Some RTOSes have this functionality built in (embOS, vxWorks that I know of). OS's that make use of MMU hardware may fare better by placing the stack in a protected memory space so an overflow causes a data abort. That is the 'better way' you seek perhaps; ARM9 has an MMU, but OS's that support it well tend to be more expensive. QNX Neutrino perhaps?

Additional note

If you don't want to do the high-tide checking manually, simply oversize the stacks by say 1K, and then in the stack-check task trap the condition when the margin drops below 1K. That way you are more likely to trap the error condition while the scheduler is still viable. Not fool proof, but if you start allocating objects large enough the blow the stack in one go, alarm bells should ring in your head in any case - its the more common slow stack creep caused by ever deeper function nesting and the like that this will help with.

Clifford.

Clifford
+1 for mentioning the ISR stack.
Robert
+1 for mentioning about the ISR task, as I forgot that completely. And also thanks for the idea to give extra stack space for debugging..
Alphaneo
+2  A: 

Do you have the kernel source? The last time I wrote a kernel, I added (as an option) stack checking in the kernel itself.
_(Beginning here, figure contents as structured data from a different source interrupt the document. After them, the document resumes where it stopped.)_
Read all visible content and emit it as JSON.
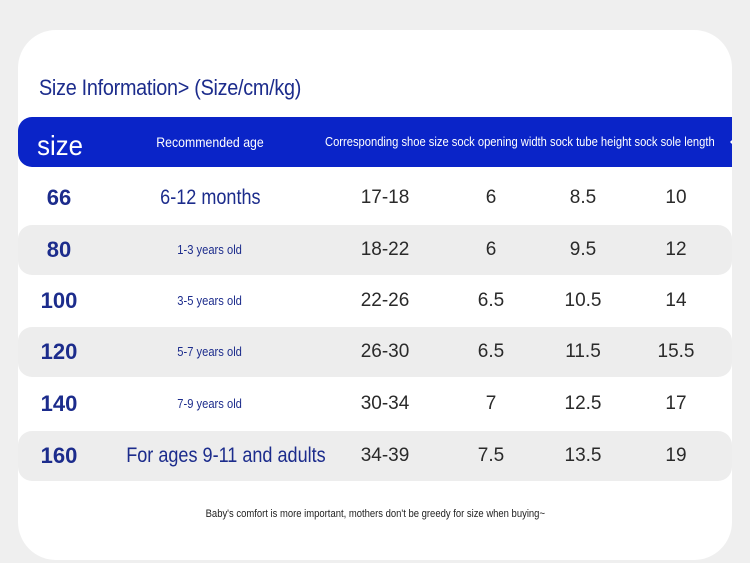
{
  "title": "Size Information> (Size/cm/kg)",
  "header": {
    "size": "size",
    "age": "Recommended age",
    "rest": "Corresponding shoe size sock opening width sock tube height sock sole length"
  },
  "rows": [
    {
      "size": "66",
      "age": "6-12 months",
      "shoe": "17-18",
      "opening": "6",
      "tube": "8.5",
      "sole": "10"
    },
    {
      "size": "80",
      "age": "1-3 years old",
      "shoe": "18-22",
      "opening": "6",
      "tube": "9.5",
      "sole": "12"
    },
    {
      "size": "100",
      "age": "3-5 years old",
      "shoe": "22-26",
      "opening": "6.5",
      "tube": "10.5",
      "sole": "14"
    },
    {
      "size": "120",
      "age": "5-7 years old",
      "shoe": "26-30",
      "opening": "6.5",
      "tube": "11.5",
      "sole": "15.5"
    },
    {
      "size": "140",
      "age": "7-9 years old",
      "shoe": "30-34",
      "opening": "7",
      "tube": "12.5",
      "sole": "17"
    },
    {
      "size": "160",
      "age": "For ages 9-11 and adults",
      "shoe": "34-39",
      "opening": "7.5",
      "tube": "13.5",
      "sole": "19"
    }
  ],
  "footer": "Baby's comfort is more important, mothers don't be greedy for size when buying~",
  "colors": {
    "header_bg": "#0a24c8",
    "accent_text": "#1c2c8c",
    "shaded_row": "#ededed",
    "page_bg": "#efefef"
  }
}
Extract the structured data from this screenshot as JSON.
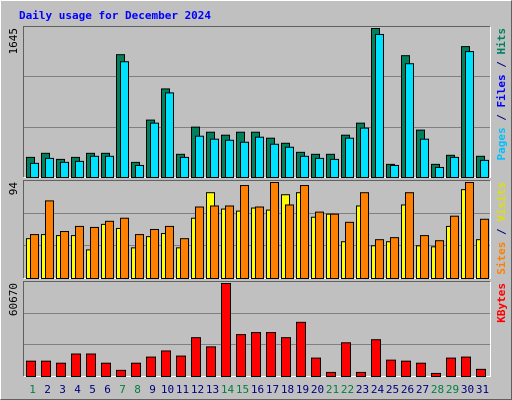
{
  "chart_data": {
    "type": "bar",
    "title": "Daily usage for December 2024",
    "title_color": "#0000ff",
    "categories": [
      "1",
      "2",
      "3",
      "4",
      "5",
      "6",
      "7",
      "8",
      "9",
      "10",
      "11",
      "12",
      "13",
      "14",
      "15",
      "16",
      "17",
      "18",
      "19",
      "20",
      "21",
      "22",
      "23",
      "24",
      "25",
      "26",
      "27",
      "28",
      "29",
      "30",
      "31"
    ],
    "category_colors": [
      "#008040",
      "#000080",
      "#000080",
      "#000080",
      "#000080",
      "#000080",
      "#008040",
      "#008040",
      "#000080",
      "#000080",
      "#000080",
      "#000080",
      "#000080",
      "#008040",
      "#008040",
      "#000080",
      "#000080",
      "#000080",
      "#000080",
      "#000080",
      "#008040",
      "#008040",
      "#000080",
      "#000080",
      "#000080",
      "#000080",
      "#000080",
      "#008040",
      "#008040",
      "#000080",
      "#000080"
    ],
    "panels": [
      {
        "ylim": [
          0,
          1645
        ],
        "grid_divisions": 3,
        "label_parts": [
          {
            "text": "Pages",
            "color": "#00c0ff"
          },
          {
            "text": " / ",
            "color": "#000080"
          },
          {
            "text": "Files",
            "color": "#0000ff"
          },
          {
            "text": " / ",
            "color": "#000080"
          },
          {
            "text": "Hits",
            "color": "#008060"
          }
        ],
        "series": [
          {
            "color": "#00805c",
            "values": [
              222,
              267,
              200,
              222,
              267,
              267,
              1356,
              167,
              634,
              978,
              256,
              556,
              500,
              467,
              500,
              500,
              434,
              378,
              278,
              256,
              256,
              467,
              600,
              1645,
              145,
              1345,
              523,
              145,
              245,
              1445,
              234
            ]
          },
          {
            "color": "#00e0ff",
            "values": [
              156,
              211,
              167,
              178,
              234,
              234,
              1278,
              133,
              600,
              934,
              222,
              456,
              423,
              411,
              389,
              445,
              367,
              334,
              234,
              211,
              200,
              434,
              545,
              1579,
              133,
              1256,
              423,
              111,
              222,
              1390,
              189
            ]
          }
        ]
      },
      {
        "ylim": [
          0,
          94
        ],
        "grid_divisions": 3,
        "label_parts": [
          {
            "text": "Sites",
            "color": "#ff8000"
          },
          {
            "text": " / ",
            "color": "#000080"
          },
          {
            "text": "Visits",
            "color": "#e0e000"
          }
        ],
        "series": [
          {
            "color": "#ffff00",
            "values": [
              39,
              43,
              42,
              42,
              28,
              53,
              49,
              30,
              41,
              44,
              30,
              59,
              84,
              68,
              66,
              69,
              67,
              82,
              84,
              60,
              63,
              36,
              71,
              32,
              36,
              72,
              32,
              31,
              51,
              87,
              38
            ]
          },
          {
            "color": "#ff8000",
            "values": [
              43,
              76,
              46,
              51,
              50,
              56,
              59,
              43,
              48,
              51,
              39,
              70,
              71,
              71,
              91,
              70,
              94,
              72,
              91,
              65,
              63,
              55,
              84,
              38,
              40,
              84,
              42,
              37,
              61,
              94,
              58
            ]
          }
        ]
      },
      {
        "ylim": [
          0,
          60670
        ],
        "grid_divisions": 3,
        "label_parts": [
          {
            "text": "KBytes",
            "color": "#ff0000"
          }
        ],
        "series": [
          {
            "color": "#ff0000",
            "values": [
              10000,
              10000,
              8667,
              14667,
              14667,
              8667,
              4000,
              8667,
              12667,
              16667,
              13333,
              25333,
              19333,
              60670,
              27333,
              28667,
              28667,
              25333,
              35333,
              12000,
              2667,
              22000,
              2667,
              24000,
              10667,
              10000,
              8667,
              2000,
              12000,
              12667,
              4667
            ]
          }
        ]
      }
    ]
  }
}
Whenever a context switch was going to occur, the kernel would check 2 stacks:

(1) The task being swapped out -->if the task blew its stack while it was running, let's know right now.

(2) The destination (target) task --> before we jump into the new task, let's make sure some wild code didn't clobber its stack. If its stack is corrupted, don't even switch into the task, we're screwed.

Theoretically the stacks of all tasks could be checked, but the above comments provide the rationale for why I checked these 2 stacks (configurable).

In addition to this, application code can monitor tasks (incl. the interrupt stack if you have one) in the idle loop, the tick ISR, etc...

Dan
+2  A: 

Checkout these similar questions: handling stack overflows in embedded systems and how can I visualise the memory sram usage of an avr program.

Personally I would use the Memory Management Unit of your Processor it it has one. It can do memory checking for you with minimal software overhead.

Set up a memory area in the MMU that will be used for the stack. It should be bordered by two memory areas where the MMU does not allow access. When your application is running you will receive a exception/interrupt as soon as you overflow the stack.

Because you get a exception at the moment the error occur you know exactly where in your application the stack went bad. You can look at the call stack to see exactly how you got to where you are. This makes it a lot easier to find your problem than trying to figure out what is wrong by detecting your problem long after it happened.

A MMU can also detect zero pointer accesses if you disallow memory access to the bottom part of your ram.

If you have the source of the RTOS you can build MMU protection of the stack and heap into it.

Gerhard